EXPLORE | Mother Wound Healing


The mother wound is the result of having an absent or emotionally detached mother. It can even be the result of decades of trauma or abuse that haven’t been dealt with as each woman passes it on to the next generation.

Mother wounds can show up in our motherhood by acting as a pendulum swinging too far in the opposite direction. Being so far extreme from what your mother was that it forms other unhealthy behaviors.

Trauma can pass through multiple generations completely unseen and is referred to as generational trauma. Some of these traumas have become so embedded within the family structure. That can make it almost impossible for the members to view the world any differently than they’ve been shown. Because of this, trauma cycles can easily continue. However, once you start digging and observing, these traumas can become obvious and hard to ignore.

Children are like sponges, constantly absorbing everything that they see, hear, and experience. They are soaking up newly learned behaviors every day, especially from their caretakers, their first trusted teachers. Children grow up observing certain ways of coping, thinking, or reacting.

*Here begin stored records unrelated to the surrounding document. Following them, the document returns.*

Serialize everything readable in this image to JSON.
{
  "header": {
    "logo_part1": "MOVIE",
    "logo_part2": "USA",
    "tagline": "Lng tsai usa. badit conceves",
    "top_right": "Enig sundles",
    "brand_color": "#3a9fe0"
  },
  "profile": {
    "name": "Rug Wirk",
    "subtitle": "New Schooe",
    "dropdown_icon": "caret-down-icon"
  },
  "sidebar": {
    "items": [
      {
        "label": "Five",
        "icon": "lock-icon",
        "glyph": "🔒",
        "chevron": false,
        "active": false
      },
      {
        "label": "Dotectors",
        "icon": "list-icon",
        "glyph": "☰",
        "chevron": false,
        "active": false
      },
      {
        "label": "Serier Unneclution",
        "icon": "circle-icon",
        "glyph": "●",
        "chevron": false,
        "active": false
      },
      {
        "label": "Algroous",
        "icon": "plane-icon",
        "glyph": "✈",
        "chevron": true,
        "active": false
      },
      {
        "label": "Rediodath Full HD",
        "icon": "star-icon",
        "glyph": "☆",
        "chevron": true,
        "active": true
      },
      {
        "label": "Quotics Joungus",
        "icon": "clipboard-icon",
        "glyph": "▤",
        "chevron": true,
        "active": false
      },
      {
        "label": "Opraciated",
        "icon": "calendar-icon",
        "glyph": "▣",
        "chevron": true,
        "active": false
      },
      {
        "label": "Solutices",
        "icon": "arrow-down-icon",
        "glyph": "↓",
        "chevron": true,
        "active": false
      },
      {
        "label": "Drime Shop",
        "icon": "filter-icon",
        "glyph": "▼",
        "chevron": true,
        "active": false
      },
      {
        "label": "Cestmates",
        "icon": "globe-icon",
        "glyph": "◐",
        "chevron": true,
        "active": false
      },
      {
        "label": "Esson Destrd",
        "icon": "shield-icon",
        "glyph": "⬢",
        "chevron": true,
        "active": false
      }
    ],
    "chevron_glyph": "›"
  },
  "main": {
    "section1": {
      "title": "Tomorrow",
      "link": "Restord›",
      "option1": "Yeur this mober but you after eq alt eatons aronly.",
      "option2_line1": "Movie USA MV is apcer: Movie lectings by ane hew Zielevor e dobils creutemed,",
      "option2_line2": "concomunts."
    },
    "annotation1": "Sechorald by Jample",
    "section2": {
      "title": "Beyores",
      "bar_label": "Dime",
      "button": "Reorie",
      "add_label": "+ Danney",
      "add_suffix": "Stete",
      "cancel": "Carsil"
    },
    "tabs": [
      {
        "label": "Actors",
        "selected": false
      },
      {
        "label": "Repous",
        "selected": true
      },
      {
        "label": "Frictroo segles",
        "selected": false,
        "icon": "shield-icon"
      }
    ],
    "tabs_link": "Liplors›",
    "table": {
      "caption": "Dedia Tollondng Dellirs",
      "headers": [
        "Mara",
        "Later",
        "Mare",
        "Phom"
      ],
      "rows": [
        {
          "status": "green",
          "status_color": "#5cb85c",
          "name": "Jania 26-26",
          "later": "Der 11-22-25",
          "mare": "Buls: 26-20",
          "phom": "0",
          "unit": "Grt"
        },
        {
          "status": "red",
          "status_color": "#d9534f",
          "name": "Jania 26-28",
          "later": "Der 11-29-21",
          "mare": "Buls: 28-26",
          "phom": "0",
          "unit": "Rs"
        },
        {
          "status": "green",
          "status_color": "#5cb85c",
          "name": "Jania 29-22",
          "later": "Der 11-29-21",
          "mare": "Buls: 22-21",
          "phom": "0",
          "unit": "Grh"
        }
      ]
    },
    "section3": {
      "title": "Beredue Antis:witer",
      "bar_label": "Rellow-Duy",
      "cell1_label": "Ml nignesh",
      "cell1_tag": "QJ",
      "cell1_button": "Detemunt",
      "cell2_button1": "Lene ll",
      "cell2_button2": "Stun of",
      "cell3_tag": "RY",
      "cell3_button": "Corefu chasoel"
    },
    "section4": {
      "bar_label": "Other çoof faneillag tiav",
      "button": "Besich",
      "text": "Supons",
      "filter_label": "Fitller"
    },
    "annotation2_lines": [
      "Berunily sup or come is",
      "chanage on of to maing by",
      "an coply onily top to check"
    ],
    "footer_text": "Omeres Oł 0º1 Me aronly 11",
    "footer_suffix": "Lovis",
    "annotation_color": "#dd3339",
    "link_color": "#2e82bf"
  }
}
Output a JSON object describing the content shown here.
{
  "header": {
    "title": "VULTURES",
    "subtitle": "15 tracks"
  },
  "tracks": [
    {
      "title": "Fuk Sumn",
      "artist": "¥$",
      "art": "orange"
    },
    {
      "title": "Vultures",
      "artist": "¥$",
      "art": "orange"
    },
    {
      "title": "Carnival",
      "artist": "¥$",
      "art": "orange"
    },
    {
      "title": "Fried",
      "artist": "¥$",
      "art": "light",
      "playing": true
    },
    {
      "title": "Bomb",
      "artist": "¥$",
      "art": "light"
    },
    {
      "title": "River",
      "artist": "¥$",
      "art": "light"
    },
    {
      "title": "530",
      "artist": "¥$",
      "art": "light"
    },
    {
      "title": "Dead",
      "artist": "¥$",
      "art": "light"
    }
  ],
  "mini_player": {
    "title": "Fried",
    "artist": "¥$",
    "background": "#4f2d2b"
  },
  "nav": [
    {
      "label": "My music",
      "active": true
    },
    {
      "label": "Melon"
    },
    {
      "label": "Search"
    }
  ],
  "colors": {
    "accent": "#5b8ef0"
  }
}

These observations are “lessons” that are like seeds being planted in their minds. Those seeds are watered through witnessing the repetition of these behaviors or core beliefs from their trusted source. Each generation learns from the one before them, receiving messages about themselves and the world around them. What they do with those messages can either continue, change, or end the cycle of trauma.

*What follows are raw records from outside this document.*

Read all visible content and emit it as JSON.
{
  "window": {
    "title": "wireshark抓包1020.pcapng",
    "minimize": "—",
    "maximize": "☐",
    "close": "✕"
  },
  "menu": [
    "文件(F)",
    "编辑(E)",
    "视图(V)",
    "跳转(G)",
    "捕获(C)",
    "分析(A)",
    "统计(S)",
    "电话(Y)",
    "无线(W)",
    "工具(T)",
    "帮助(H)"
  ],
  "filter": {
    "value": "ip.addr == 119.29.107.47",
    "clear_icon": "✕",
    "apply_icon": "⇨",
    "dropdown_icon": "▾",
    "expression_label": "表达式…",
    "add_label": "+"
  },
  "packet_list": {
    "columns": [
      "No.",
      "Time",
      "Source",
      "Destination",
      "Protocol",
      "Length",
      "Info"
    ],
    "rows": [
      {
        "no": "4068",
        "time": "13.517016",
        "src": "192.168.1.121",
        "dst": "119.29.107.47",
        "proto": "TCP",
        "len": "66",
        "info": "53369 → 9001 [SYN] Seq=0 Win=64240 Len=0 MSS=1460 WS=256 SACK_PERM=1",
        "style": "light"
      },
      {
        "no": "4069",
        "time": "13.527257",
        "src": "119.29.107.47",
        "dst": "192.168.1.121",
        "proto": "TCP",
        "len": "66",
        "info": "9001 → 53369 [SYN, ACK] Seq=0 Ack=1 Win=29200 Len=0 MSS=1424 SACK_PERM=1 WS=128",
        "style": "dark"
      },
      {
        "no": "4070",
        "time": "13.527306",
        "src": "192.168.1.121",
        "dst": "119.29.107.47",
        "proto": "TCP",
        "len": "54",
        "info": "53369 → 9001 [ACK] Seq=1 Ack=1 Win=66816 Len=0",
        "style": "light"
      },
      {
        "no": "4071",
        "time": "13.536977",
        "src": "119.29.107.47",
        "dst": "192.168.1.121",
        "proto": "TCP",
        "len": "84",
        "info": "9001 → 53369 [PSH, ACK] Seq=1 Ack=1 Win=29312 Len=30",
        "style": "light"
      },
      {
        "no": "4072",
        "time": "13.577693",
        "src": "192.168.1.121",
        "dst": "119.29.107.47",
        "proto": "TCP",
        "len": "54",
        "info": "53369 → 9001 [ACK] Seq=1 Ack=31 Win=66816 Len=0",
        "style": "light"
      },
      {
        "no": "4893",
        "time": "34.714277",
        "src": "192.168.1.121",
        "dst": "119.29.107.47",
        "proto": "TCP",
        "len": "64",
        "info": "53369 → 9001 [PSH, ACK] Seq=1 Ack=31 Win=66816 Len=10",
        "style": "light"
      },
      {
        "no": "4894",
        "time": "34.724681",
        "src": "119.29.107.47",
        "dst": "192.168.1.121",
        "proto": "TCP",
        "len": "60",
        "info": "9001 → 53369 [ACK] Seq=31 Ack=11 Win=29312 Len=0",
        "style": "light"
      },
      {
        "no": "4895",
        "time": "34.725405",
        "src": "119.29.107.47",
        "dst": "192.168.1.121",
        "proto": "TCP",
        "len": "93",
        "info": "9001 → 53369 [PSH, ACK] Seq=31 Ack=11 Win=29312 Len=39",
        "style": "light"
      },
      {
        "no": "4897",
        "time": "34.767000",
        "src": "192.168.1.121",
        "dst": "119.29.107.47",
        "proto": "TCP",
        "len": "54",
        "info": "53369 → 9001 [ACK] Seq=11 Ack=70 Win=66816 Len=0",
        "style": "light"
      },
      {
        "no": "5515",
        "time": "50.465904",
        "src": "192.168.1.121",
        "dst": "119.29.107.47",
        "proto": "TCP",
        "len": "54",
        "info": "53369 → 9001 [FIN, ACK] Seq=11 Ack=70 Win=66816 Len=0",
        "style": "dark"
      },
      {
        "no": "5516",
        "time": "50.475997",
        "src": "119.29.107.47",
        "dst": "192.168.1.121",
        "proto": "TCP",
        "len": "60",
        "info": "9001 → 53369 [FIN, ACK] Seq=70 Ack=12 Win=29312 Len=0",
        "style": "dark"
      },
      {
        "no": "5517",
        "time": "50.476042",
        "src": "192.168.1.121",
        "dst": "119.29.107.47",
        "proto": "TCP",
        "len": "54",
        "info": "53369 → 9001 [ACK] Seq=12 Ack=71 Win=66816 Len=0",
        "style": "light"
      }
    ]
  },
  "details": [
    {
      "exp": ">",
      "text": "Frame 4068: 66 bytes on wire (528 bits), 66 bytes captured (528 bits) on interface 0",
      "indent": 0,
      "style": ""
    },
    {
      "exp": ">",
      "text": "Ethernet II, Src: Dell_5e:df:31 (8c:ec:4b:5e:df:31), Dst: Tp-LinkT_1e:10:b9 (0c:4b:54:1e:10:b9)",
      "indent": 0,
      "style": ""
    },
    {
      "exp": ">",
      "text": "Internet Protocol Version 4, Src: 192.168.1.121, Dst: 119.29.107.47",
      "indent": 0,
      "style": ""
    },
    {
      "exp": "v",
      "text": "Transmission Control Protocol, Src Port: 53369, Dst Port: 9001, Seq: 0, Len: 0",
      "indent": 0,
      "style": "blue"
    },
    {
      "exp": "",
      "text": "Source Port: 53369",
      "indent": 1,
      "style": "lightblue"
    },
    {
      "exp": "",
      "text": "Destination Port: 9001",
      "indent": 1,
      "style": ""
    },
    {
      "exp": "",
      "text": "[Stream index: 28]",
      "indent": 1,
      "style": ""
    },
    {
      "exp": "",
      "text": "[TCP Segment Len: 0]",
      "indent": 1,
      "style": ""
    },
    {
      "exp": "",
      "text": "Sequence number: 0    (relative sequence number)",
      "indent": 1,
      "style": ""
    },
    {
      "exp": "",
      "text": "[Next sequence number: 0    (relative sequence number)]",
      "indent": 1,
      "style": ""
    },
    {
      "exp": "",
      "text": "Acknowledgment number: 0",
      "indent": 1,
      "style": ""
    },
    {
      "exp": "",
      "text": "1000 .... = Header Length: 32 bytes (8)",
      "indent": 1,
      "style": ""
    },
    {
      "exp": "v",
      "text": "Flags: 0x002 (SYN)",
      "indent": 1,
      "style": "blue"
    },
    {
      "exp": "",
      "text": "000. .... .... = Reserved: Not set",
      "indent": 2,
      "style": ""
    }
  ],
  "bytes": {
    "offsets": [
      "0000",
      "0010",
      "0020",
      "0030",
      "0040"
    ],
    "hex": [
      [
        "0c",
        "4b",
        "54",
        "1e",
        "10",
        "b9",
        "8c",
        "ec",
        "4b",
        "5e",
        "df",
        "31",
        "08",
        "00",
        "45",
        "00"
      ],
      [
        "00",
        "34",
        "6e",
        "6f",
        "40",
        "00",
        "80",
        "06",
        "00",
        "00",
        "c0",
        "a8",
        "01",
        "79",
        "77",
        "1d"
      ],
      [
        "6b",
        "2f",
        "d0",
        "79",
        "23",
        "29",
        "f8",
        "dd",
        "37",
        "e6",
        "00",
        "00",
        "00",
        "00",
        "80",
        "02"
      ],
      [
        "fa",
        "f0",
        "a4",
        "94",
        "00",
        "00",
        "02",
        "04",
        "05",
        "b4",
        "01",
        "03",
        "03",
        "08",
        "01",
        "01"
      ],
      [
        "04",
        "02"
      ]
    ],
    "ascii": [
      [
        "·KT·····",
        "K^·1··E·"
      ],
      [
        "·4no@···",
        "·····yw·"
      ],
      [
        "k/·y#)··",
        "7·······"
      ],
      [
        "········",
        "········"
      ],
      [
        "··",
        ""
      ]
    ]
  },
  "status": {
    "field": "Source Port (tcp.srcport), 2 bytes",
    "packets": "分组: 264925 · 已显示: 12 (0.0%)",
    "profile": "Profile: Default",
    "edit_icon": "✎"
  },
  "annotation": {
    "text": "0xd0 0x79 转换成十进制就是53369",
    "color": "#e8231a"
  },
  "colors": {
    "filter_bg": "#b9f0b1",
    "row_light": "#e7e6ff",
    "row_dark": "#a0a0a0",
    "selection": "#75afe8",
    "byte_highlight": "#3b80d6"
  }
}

Ways to Collectively Heal the Mother Wound


1. Untangle Society’s Unspoken Messages to Mothers 


Mother Wound healing requires that you untangle the subtle, overt, and unspoken messages about motherhood and to mothers. This questioning leads to an internal reckoning with the definition of femininity, sovereignty, and womanhood. Society’s unspoken messages to mothers include:

"If motherhood is difficult then it’s your own fault."

"Shame on you if you’re not super-human."

"There are “natural mothers” for whom motherhood is easy. If you are not one of these, there is something deeply wrong with you."

"You’re supposed to be capable of handling it all with ease: having well-behaved children, being attractive, having a successful career, and a solid marriage."


2. Recognize the Roles of Sacrifice and Rage


For mothers who have indeed sacrificed so much to have children in our culture, it can truly feel like a rejection when your child surpasses or exceeds the dreams you thought possible for yourself. There may be a sense of feeling owed, entitled to, or needing to be validated by your children, which can be a very subtle but powerful manipulation.

This dynamic can cause the next generation of children to keep themselves small so that their mothers can continue to feel validated and affirmed in their identity as a mother, an identity that many have sacrificed so much for, but received so little support and recognition for in return.


3. Create a Safe Space for Rage


In our society, there is no safe place for a mother to vent her rage. And so often it comes out unconsciously to one’s children. A daughter is a very potent target for a mother’s rage because the daughter has not yet had to give up her personhood for motherhood.

The young child may remind the mother of their unlived potential. And if the child feels worthy enough to reject some of the patriarchal mandates that the mother has had to swallow, then they can easily trigger that underground rage for the mother.


4. Embrace Grief


The way for a mother to prevent directing their rage to their children and passing down the Mother Wound is for the mother to fully grieve and mourn their own losses. And to make sure that they are not relying on their children as their main source of emotional support.

Mothers liberate their children when they consciously process their own pain without making it their children's problem. In this way, mothers free their children to pursue their dreams without guilt, shame or a sense of obligation.